By mid afternoon I had at last crossed the Main Line of the Shropshire Union Canal, which I thought was about half way along the route from Marbury to my B&B. It was somewhat disappointing that it had taken so long. Maybe, I consoled myself, it was more than half way. But no: my original recollection was correct. Half way it was.

After that it was pretty well solid maize for the next couple of miles. It was easy to find my way, but very muddy and slippery underfoot. And then the next A Road – busy, but fortunately with footpaths to the side so not dangerous. This, I recollected, I had to follow to the North, and then turn off on a minor road to the East, where I would hopefully find Lea Farm signposted.

Back on track - a snack at the Boar's Head before the final stretch
to Lea Farn in Wybunbury
Wrong! The minor road was certainly on the SCW, but after a little more than a mile it was signposted off to the left. I continued in the expectation that the Farm was just a few hundred yards away. There was no sign at the crossroads I then came to, and enquiries of a couple of locals were not reassuring. But finally there was a stroke of good luck. I called in at a rather grand house with the hope that someone would have a map. They didn’t – but Emma Mottishead knows the Callwoods (her sister-in-law’s brother is apparently married to their daughter) and was able to give me accurate directions and a little sketch map – which proved to be the only useful map I’d had all day.
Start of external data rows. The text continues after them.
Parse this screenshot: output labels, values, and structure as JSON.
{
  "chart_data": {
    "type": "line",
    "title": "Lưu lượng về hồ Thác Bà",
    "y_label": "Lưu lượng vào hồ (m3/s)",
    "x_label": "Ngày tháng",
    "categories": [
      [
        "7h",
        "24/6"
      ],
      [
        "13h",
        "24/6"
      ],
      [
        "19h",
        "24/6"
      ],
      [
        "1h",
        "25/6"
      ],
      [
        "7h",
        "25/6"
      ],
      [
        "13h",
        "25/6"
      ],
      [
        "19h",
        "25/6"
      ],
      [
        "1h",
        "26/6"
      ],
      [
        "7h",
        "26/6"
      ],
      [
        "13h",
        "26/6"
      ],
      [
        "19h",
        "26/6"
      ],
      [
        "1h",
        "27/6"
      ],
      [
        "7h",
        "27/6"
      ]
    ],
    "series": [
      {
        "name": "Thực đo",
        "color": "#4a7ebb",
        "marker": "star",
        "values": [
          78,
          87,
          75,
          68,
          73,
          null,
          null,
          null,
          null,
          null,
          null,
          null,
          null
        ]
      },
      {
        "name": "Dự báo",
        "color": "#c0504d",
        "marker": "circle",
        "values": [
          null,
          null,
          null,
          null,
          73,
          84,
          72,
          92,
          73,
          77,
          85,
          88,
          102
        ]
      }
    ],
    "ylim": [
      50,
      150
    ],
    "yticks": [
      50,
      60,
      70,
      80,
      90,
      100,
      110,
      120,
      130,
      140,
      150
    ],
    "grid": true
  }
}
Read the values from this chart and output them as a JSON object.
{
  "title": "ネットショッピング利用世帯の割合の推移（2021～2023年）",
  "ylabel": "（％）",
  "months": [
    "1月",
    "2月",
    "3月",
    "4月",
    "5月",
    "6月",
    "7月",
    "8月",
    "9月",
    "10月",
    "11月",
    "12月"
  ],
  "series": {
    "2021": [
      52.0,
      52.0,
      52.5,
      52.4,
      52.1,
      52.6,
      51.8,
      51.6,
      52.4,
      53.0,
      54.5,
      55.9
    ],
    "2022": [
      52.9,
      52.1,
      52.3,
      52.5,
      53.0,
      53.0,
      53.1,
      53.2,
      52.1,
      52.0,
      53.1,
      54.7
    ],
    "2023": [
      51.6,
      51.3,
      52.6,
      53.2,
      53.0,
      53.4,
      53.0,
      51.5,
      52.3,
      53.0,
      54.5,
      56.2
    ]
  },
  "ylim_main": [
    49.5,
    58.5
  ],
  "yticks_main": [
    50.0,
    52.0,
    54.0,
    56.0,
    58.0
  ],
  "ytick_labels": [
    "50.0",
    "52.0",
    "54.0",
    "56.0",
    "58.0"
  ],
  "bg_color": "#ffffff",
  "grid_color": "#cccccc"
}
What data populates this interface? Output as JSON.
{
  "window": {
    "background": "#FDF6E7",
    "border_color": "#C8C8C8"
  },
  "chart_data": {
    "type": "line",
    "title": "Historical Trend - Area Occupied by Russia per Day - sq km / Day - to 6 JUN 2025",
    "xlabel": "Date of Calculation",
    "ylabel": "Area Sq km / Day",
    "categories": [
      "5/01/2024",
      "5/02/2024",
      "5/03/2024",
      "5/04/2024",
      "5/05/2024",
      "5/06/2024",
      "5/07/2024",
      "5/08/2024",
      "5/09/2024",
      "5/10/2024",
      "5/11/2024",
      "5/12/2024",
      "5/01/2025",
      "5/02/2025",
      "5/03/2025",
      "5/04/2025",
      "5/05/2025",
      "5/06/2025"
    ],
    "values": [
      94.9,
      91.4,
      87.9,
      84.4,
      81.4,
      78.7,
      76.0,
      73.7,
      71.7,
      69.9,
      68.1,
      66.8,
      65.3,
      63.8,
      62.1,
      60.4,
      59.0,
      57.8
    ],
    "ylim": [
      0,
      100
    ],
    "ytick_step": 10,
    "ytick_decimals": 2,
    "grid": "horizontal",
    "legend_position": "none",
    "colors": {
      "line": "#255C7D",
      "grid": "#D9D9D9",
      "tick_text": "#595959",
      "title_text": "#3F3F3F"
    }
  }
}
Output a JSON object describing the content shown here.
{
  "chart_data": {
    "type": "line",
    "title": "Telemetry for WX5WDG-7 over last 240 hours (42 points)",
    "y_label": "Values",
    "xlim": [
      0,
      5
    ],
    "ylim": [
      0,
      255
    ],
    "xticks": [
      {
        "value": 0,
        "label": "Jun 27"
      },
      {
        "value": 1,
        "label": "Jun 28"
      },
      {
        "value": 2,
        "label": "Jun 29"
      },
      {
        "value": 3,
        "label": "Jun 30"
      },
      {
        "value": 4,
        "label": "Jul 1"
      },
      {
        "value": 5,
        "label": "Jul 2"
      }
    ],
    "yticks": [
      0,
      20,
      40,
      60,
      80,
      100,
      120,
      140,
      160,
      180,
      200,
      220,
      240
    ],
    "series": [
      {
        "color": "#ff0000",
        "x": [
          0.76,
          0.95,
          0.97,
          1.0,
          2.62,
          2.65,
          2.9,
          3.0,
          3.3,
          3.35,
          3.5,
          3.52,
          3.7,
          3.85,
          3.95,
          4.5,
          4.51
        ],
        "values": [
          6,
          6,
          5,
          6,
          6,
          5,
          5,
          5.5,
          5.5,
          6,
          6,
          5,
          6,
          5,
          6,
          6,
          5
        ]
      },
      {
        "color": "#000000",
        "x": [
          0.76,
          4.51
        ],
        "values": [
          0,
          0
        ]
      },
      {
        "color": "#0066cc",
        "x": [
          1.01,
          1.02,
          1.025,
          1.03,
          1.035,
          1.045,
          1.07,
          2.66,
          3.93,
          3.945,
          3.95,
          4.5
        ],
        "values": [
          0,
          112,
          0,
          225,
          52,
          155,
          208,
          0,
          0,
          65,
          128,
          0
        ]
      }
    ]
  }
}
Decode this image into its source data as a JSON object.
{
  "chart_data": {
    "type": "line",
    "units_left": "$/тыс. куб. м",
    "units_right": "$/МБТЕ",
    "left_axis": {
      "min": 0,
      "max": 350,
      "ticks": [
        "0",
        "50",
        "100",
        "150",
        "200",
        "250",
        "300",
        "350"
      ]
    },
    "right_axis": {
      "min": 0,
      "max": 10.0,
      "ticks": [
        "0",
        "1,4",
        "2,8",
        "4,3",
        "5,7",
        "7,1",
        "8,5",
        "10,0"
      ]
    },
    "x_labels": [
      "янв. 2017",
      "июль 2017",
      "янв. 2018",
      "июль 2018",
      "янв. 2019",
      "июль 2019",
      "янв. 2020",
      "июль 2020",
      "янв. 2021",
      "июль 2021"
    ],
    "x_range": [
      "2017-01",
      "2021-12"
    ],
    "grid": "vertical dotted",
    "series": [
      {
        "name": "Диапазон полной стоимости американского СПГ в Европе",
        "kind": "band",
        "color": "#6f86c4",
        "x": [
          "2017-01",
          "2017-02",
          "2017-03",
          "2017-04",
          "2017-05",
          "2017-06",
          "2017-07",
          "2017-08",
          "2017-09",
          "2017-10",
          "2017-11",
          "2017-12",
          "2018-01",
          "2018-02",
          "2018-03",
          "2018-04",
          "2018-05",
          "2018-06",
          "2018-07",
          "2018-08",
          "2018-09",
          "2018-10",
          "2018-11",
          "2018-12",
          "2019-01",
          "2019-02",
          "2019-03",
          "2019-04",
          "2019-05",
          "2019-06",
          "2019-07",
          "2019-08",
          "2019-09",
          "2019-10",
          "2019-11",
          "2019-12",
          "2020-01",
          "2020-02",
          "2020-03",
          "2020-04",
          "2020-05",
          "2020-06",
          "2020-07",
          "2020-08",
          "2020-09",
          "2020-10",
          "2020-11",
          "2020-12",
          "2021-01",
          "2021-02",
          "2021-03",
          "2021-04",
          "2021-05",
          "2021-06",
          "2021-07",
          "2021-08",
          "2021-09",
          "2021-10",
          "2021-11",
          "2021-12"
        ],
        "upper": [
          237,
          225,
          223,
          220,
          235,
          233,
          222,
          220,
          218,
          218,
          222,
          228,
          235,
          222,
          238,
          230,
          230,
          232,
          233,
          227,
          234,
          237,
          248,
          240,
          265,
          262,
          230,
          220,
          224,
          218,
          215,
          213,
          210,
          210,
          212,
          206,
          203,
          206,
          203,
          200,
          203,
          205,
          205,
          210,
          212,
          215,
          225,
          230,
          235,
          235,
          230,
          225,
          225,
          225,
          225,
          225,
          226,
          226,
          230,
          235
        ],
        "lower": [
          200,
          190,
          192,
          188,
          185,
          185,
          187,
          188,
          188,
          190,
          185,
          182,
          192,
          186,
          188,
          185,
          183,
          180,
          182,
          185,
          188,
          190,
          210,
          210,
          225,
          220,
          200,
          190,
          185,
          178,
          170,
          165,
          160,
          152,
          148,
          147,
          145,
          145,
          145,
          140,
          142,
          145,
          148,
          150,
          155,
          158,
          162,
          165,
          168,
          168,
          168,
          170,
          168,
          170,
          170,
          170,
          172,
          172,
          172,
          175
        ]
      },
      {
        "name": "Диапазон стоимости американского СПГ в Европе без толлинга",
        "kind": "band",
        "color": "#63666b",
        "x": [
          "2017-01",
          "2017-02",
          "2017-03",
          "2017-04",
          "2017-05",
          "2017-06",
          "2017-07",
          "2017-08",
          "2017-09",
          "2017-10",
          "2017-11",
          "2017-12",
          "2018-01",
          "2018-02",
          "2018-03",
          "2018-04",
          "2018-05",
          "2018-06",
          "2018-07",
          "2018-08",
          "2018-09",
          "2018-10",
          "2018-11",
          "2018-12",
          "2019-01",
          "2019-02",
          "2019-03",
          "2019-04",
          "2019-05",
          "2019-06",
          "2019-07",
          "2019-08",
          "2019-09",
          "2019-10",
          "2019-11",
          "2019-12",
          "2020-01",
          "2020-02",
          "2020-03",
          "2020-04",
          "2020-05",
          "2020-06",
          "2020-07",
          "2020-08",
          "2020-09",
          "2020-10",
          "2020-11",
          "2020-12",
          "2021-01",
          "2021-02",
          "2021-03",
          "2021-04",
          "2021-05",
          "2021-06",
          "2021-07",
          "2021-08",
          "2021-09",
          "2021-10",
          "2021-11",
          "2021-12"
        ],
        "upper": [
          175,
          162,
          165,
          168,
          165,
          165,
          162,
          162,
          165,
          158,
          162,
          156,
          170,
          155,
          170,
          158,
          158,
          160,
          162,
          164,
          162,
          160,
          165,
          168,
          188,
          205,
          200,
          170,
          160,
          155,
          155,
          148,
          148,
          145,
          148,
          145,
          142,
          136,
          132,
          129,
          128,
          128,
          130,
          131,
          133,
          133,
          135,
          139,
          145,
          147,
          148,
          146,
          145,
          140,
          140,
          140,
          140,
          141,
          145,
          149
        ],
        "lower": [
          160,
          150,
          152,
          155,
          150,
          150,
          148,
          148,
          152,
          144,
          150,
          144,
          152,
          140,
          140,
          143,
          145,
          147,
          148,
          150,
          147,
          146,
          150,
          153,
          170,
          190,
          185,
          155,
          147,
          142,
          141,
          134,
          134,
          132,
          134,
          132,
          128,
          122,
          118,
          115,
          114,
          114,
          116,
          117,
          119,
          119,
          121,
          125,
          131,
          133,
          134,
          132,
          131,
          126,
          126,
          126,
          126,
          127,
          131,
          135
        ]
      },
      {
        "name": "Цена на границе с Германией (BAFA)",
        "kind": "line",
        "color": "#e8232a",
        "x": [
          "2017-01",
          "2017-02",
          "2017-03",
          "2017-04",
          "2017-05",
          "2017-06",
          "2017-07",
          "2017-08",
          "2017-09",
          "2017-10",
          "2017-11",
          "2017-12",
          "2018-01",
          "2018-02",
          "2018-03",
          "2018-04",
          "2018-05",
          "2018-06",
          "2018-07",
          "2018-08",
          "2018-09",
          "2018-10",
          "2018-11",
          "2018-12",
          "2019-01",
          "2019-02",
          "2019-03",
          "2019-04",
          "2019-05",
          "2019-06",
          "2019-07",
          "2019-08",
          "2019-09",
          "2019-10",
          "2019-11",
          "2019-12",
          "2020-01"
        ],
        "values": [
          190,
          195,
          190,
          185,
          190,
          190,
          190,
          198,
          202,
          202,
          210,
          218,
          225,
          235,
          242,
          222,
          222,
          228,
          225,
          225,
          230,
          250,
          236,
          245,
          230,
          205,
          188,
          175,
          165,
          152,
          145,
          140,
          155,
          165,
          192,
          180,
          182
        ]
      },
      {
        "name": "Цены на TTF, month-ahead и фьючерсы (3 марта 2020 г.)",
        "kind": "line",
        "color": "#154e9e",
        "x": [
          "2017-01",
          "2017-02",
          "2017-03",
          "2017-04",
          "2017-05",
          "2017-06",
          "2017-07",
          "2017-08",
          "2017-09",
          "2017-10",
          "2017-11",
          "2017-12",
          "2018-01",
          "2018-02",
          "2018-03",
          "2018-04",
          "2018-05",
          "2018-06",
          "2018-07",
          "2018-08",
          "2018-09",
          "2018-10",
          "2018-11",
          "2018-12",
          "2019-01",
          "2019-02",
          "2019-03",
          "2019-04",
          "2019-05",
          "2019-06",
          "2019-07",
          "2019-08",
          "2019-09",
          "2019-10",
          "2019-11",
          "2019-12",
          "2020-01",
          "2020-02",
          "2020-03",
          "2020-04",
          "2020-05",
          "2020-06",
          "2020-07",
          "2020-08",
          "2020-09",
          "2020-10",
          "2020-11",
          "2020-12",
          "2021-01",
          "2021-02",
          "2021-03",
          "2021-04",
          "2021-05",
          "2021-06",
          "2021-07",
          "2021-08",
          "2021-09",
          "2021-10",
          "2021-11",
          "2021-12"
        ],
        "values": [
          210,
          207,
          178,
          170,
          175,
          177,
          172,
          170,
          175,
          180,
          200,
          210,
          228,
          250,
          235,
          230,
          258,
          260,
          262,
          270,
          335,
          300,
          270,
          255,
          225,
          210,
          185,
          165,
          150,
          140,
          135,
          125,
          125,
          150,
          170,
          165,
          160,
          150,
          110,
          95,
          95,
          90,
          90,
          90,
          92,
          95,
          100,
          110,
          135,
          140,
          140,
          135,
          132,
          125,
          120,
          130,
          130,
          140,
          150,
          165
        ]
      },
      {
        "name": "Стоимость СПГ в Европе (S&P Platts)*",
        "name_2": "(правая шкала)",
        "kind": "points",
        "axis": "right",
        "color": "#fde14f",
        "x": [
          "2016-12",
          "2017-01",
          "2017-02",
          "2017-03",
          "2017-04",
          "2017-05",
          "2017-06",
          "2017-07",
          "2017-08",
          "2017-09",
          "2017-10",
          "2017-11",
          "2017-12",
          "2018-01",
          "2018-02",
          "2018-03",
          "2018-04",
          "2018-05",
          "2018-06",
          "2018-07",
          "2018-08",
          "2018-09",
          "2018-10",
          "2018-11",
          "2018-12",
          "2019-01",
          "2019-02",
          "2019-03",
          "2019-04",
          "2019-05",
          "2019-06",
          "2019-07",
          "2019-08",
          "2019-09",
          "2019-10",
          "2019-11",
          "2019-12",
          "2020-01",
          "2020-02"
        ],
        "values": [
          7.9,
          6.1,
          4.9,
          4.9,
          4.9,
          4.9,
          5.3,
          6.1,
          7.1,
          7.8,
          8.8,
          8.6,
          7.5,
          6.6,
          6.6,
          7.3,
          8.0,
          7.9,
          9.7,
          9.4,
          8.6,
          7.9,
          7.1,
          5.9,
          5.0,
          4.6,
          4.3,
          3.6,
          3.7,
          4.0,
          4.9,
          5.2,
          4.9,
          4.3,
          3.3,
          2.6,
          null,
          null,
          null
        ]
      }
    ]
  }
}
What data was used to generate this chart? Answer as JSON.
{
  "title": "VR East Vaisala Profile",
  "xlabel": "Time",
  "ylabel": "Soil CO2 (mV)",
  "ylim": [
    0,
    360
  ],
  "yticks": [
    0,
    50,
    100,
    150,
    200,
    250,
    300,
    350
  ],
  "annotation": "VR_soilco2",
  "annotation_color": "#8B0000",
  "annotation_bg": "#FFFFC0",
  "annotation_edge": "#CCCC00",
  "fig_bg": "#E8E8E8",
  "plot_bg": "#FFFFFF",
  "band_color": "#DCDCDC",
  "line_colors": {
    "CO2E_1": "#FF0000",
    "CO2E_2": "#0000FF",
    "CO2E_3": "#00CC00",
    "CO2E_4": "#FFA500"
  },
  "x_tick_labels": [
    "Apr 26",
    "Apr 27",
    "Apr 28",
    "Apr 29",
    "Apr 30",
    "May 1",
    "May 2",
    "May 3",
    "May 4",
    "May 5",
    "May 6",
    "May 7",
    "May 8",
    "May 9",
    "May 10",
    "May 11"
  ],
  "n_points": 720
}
The only issue was that her estimates of time for me to complete the walk were somewhat on the low side. 40 minutes was more like an hour and 40 minutes. (When I examine the map later, it turned out to be more than twice as long as going by the SCW.) But at least there was a pub on the way, where I was able to get a snack and a pint. Very welcome.

I finally arrived at Lea Farm a few minutes before 8:00 p.m. Boots to sit besides the Aga overnight, other damp clothes out to dry, a long shower, and at last a chance to relax. The key lesson is to double-check that one has the right maps before setting out for the day!

Increasingly cloudy in the morning, and then rain, heavy at times. Clearing in the evening. Temperature 15 to 19C. 34.0km (estimated from map – insufficient battery life to record); 261m ascent, 290m descent. Fairly flat, but with minor undulations in places. Mostly farmland and heavy going, but roads from time to time and for last five miles or more.